Chief of Air Staff, Nigerian Air Force
- In office 18 December 1969 – 29 July 1975
- Preceded by: Shittu Alao
- Succeeded by: John Nmadu Yisa-Doko

Personal details
- Born: 6 June 1940 (age 85) Otukpo, Benue State, Nigeria

Military service
- Allegiance: Nigeria
- Branch/service: Nigerian Army Nigerian Air Force
- Rank: Brigadier

= Emmanuel E Ikwue =

Nigerian chief of air staff

Emmanuel E Ikwue (born 6 June 1940) was Nigerian Air Force's Chief of the Air Staff from 1969 to 1975. Brigadier Ikwue was the fifth Commander of the Nigerian Air Force (NAF), the third indigenous to hold the post.
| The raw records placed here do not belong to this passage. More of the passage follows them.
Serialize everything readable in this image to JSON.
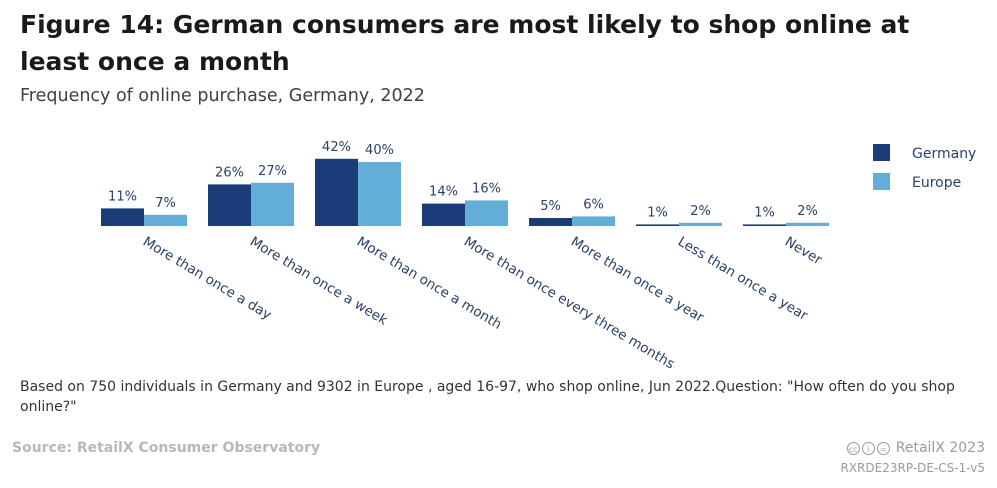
{
  "title": "Figure 14: German consumers are most likely to shop online at least once a month",
  "subtitle": "Frequency of online purchase, Germany, 2022",
  "note": "Based on 750 individuals in Germany and 9302 in Europe , aged 16-97, who shop online, Jun 2022.Question: \"How often do you shop online?\"",
  "source": "Source: RetailX Consumer Observatory",
  "brand": "RetailX 2023",
  "code": "RXRDE23RP-DE-CS-1-v5",
  "colors": {
    "germany": "#1b3c78",
    "europe": "#63aed9",
    "label": "#2a3f6b"
  },
  "chart_data": {
    "type": "bar",
    "title": "Frequency of online purchase, Germany, 2022",
    "categories": [
      "More than once a day",
      "More than once a week",
      "More than once a month",
      "More than once every three months",
      "More than once a year",
      "Less than once a year",
      "Never"
    ],
    "series": [
      {
        "name": "Germany",
        "values": [
          11,
          26,
          42,
          14,
          5,
          1,
          1
        ]
      },
      {
        "name": "Europe",
        "values": [
          7,
          27,
          40,
          16,
          6,
          2,
          2
        ]
      }
    ],
    "unit": "%",
    "ylim": [
      0,
      45
    ],
    "legend": "top-right",
    "grid": false
  }
}
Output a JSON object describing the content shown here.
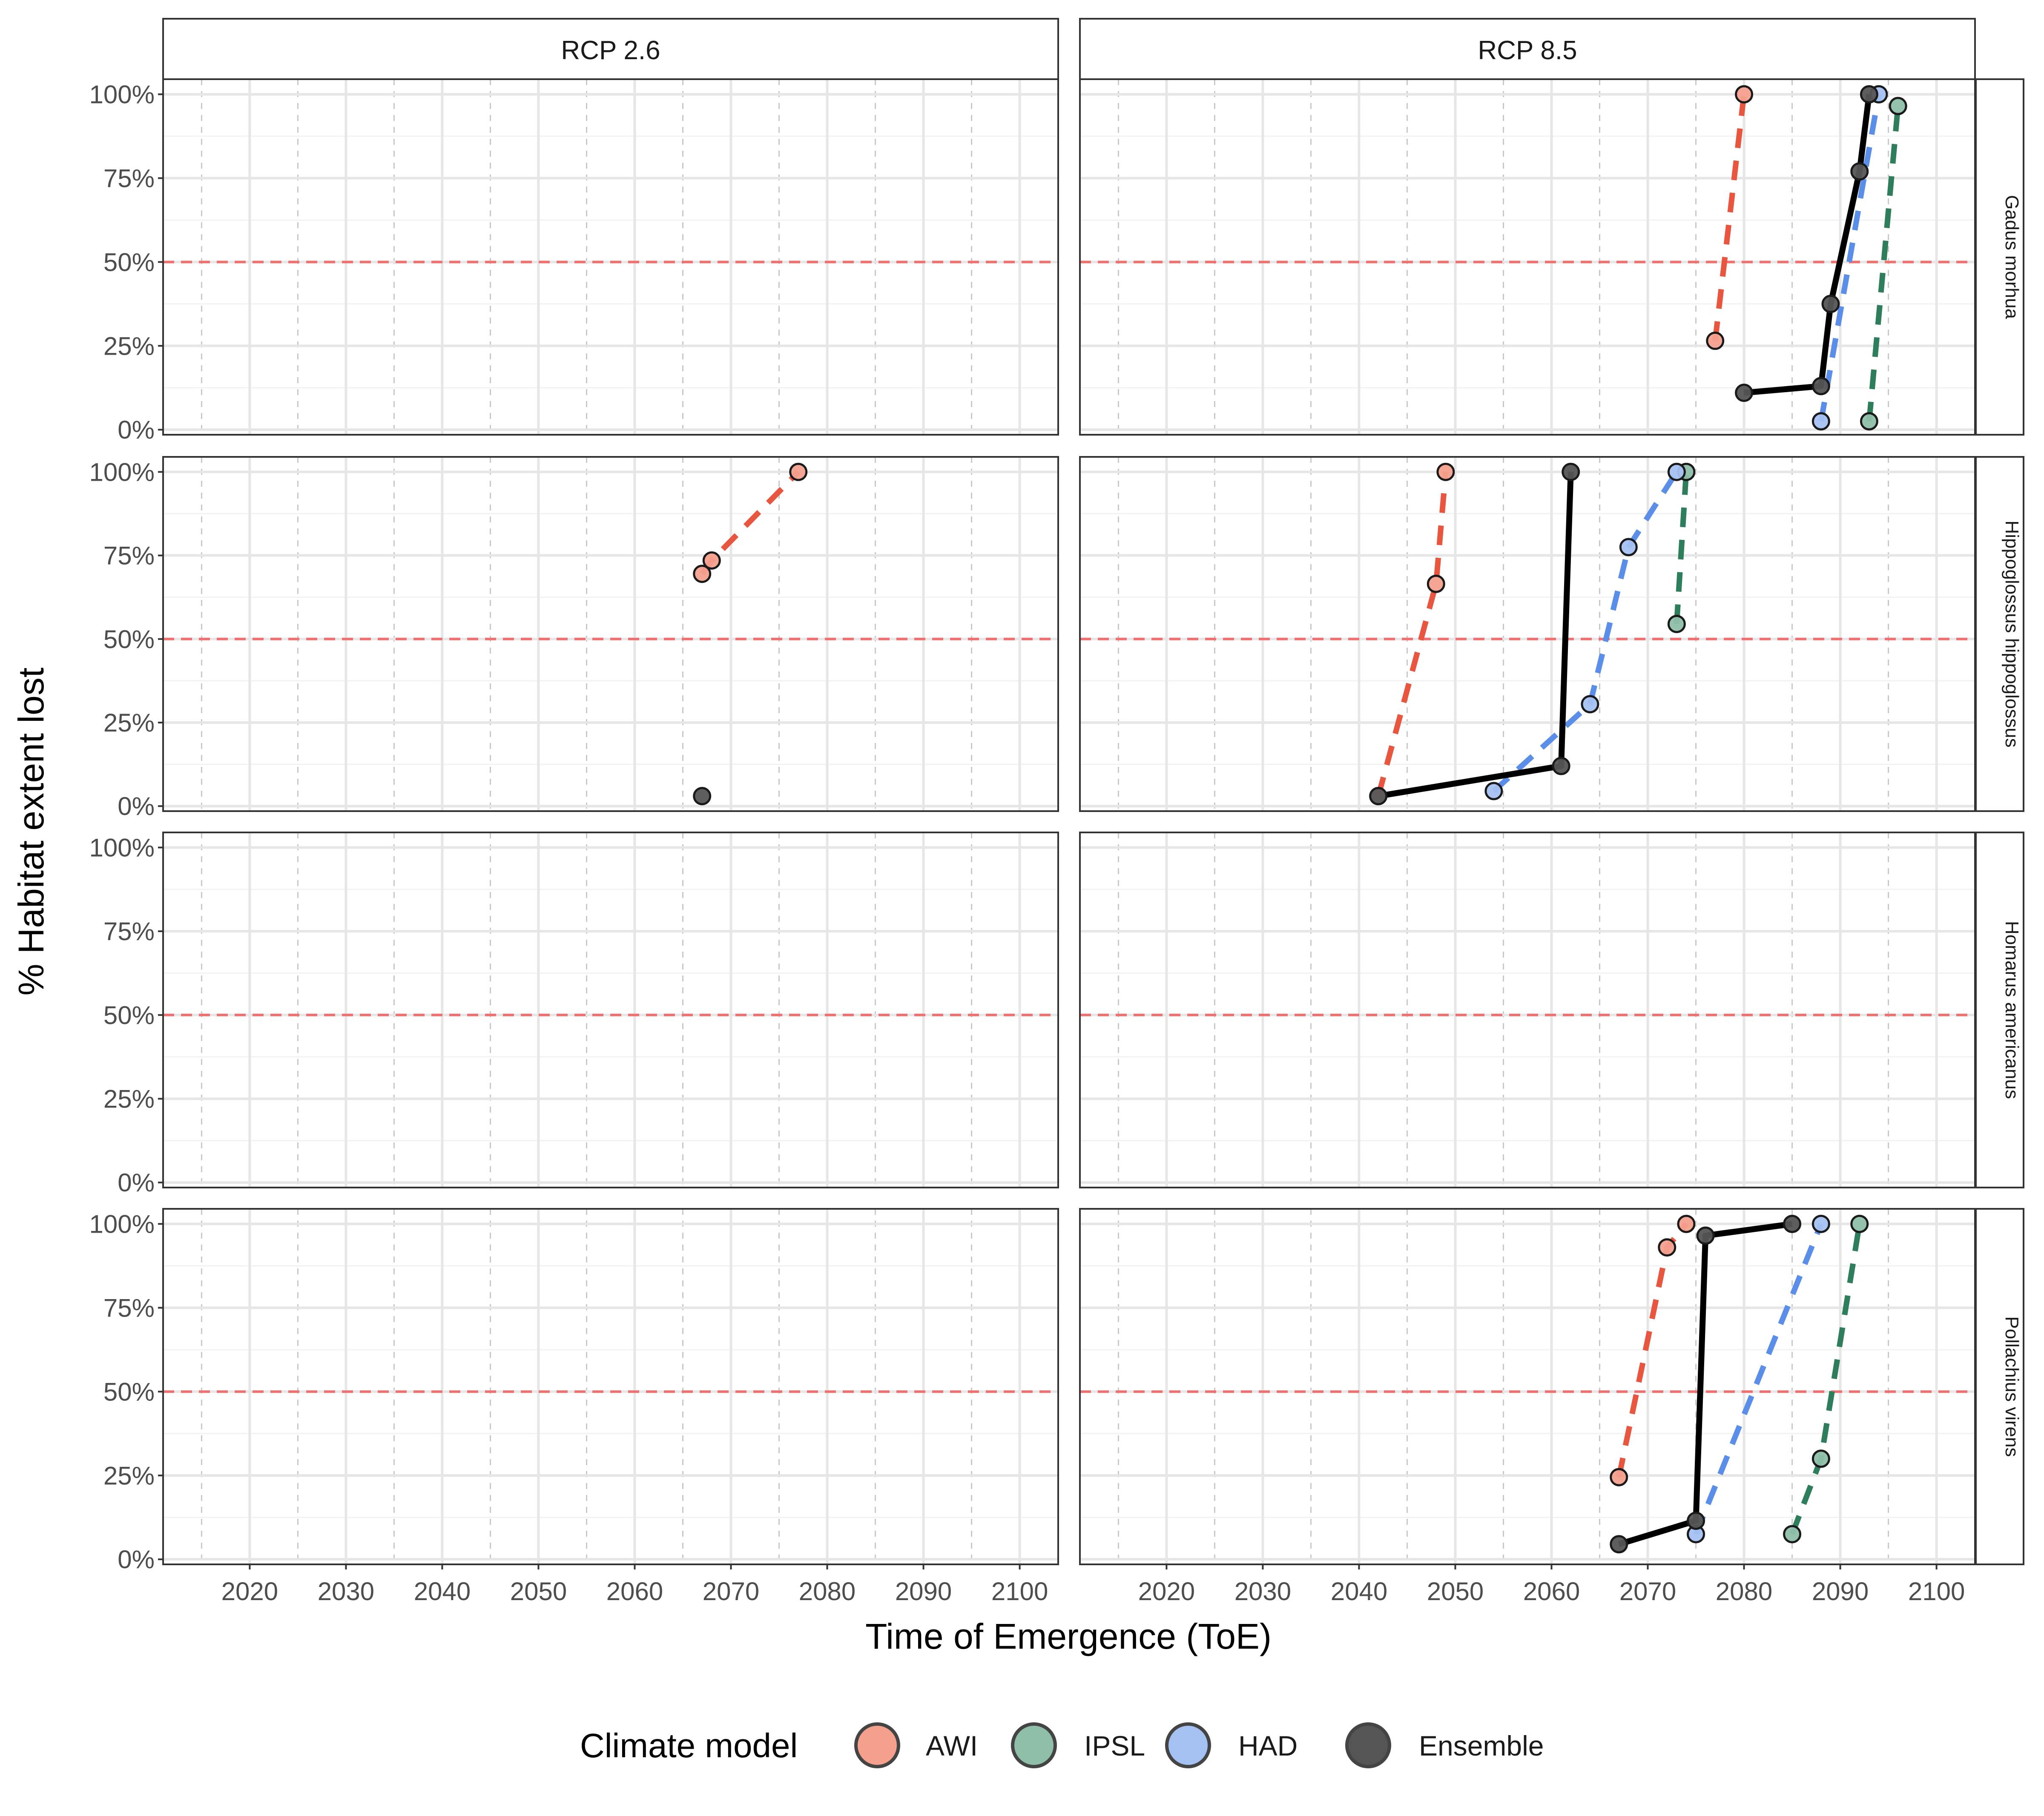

Appointed in December 1969, he was the first to hold the office designated as the Chief of Air Staff, Nigerian Air Force.

==Early life and education==
Brigadier Ikwue was born on 6 June 1940 in Otukpo, Benue State. He attended the Methodist Central School Otukpo after which he proceeded to the Nigerian Military School from 1954 to 1958. He enlisted into the Nigerian Army and was sent for training as a member of Course 11, Regular Officers Special Training School Teshie, Accra, Ghana (1958 – 1959). Thereafter he attended the Mons Officer Cadet School, Aldershot, and the Royal Military Academy Sandhurst (1959).

==Military career==
He was commissioned in 1961 and posted to 1st Battalion Enugu. In 1962 he served in a peacekeeping operation in the Congo under the auspices of the United Nations. In 1963, he was appointed Staff Captain (A) to Late Brigadier Maimalari, the then Commander of 2 Brigade NA. It was while serving in this capacity that he was seconded to the NAF. On secondment to the NAF, Ikwue underwent an air force indoctrination and orientation training in Germany between 1963 and 1964. On return from Germany, he was appointed as Senior Air Officer Administration at HQ NAF, Lagos in 1965 with a German as his adviser. It was in this capacity that he established the Service numbering for NAF officers. In 1965, Ikwue was appointed Nigeria's Military Attaché to Germany by Prime Minister Tafawa Balewa. In Germany, he was responsible for all military matters in all the Nigerian Embassies in Europe. In 1968, he was appointed the Doyen, head of Military Attaché Referat (Corps) in Germany. Thus he became the first African and first non-NATO General to head the Corps which had Military Attachés from 35 countries. In 1969, Ikwue was recalled and appointed the fifth commander of the NAF and member of the Supreme Military and Federal Executive Councils. He was the first officer to be officially designated as the Chief of the Air Staff. He held this appointment until his retirement in 1975.

==Awards==
In recognition of his services to the nation he was awarded the Independence Medal, the Congo Medal and the Long Service and Good Conduct Medals. The NAF on its part, recognised his services with the award of the Distinguished Service Medal and Distinguished Flying Star. Brigadier Ikwue on retirement went into quarrying. He was also at one time the chairman, Nigerian Bank for Commerce and Industry. He was also the chairman, Board of Directors, Ashaka Cement Plc (a subsidiary of LaFarge SA Paris) until 2012. He also acquired a bachelor's degree in theology on retirement.

==Personal life==
He is currently the chairman of G. Cappa PLC. He is married and has children.